I’m a senior software engineer at Knewton, a company that aims to personalize education through adaptive learning technology. Also, in my free time I write stories and design games to teach kids about computer science as DrTechniko. My How To Train Your Robot game, for example, lets kids “program” their parents to do tasks for them. It’s intuitive and fun for kids because they get to “command” their parents. At the same time the parents get a good workout by the end of the class.
But, why do I care about kids and computer science education?
- Computer science combines problem solving with practical outcomes for a society that is increasingly high-tech.

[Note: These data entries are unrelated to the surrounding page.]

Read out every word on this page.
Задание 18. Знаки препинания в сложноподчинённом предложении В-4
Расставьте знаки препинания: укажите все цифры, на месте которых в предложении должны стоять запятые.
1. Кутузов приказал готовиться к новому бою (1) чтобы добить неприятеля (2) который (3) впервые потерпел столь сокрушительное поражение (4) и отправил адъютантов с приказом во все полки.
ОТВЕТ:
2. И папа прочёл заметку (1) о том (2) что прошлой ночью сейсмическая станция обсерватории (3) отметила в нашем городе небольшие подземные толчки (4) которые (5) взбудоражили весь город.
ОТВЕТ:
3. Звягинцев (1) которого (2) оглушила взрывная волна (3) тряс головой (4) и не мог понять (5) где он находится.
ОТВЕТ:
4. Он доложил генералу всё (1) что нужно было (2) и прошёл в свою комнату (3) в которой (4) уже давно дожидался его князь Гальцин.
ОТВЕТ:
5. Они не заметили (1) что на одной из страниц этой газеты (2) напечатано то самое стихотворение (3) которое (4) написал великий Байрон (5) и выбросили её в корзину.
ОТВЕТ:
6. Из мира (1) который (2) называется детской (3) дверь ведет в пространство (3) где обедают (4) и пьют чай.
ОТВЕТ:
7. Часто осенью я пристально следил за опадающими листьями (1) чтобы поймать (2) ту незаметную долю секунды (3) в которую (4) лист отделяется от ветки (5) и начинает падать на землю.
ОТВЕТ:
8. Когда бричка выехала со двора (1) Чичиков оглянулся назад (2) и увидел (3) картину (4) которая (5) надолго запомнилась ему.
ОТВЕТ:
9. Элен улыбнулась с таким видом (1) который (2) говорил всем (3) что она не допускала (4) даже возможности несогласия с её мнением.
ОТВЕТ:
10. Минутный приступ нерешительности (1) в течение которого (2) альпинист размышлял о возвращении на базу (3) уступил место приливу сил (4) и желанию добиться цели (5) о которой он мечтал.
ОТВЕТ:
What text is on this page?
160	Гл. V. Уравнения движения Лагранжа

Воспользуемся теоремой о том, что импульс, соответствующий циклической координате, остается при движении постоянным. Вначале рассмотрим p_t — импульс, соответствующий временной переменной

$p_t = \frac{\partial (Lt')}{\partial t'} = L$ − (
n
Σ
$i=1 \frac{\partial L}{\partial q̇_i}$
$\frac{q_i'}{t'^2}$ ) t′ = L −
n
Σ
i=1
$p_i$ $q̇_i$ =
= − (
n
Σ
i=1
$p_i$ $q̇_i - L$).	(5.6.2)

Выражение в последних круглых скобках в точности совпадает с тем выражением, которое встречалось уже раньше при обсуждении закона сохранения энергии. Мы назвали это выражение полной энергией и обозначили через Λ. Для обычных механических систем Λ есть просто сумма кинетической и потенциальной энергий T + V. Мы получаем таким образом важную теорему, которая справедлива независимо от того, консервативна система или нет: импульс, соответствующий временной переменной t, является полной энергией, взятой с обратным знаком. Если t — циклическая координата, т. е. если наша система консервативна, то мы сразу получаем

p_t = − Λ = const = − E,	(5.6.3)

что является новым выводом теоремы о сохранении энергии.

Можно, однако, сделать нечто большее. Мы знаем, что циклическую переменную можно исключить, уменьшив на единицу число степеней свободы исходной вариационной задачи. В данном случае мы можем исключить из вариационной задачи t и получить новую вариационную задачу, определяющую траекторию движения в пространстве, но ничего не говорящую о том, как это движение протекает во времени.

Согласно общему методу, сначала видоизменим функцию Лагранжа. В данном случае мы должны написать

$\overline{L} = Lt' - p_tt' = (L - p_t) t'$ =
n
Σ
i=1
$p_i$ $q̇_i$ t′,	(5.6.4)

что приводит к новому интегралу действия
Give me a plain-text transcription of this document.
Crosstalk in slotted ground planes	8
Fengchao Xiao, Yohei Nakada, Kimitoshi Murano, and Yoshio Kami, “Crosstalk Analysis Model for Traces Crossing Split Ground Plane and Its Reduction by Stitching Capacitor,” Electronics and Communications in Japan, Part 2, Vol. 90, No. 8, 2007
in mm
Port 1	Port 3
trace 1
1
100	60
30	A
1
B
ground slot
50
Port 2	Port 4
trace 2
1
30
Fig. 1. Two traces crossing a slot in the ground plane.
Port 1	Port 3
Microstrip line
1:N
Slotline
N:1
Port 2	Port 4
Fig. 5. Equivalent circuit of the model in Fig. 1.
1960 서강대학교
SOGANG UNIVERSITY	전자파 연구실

- Creative problem solving needs to become the no.1 skill that schools teach today. Information is already available everywhere. Kids need to know how to put this together and solve real, challenging problems.
- We need to feel comfortable with technology and control it. If we don’t teach this culture to our five-year-olds, then we can’t grow as a society and civilization. We have to “learn to drive a car and let go of the horse”. The lawyer of 2034 needs to know how to program. Everything around her will be programmable.
All of us working to revolutionize education have such goals in mind and we want to break the current educational stereotypes, because they won’t get us there. Instead, every kid becomes a “copy” coming out of a factory-like assembly line called the school. Only recently have we began to develop the tools that allow students to personalize the way they learn new things. The next step is to give kids the tools they need to learn how to learn the things they need in order to unleash their creative potential.
For more insights and answers, I encourage you all to watch this short film about the future of education and how technology can help:
Some of the names that appear in the video are:
- Seth Godin: Teacher + Artist
- Sugata Mitra: Slumdog Professor
- Stephen Heppell: trying to mend the world… with Learning
- Jose Ferreira: Founder + CEO (Knewton)
- Lois Mbugua: Mentor + Leader (Ericsson)
- Margaret Kositany: Mentor to young girls
- Daphne Koller: Coursera Co-Founder and Co-CEO
I would love to see this community look for ways to distill complex concepts such as those behind quantum mechanics to simpler ones, so that a five-year-old can get them. Consider this your “homework” for the weekend. You are among the top problem-solvers in the world, after all.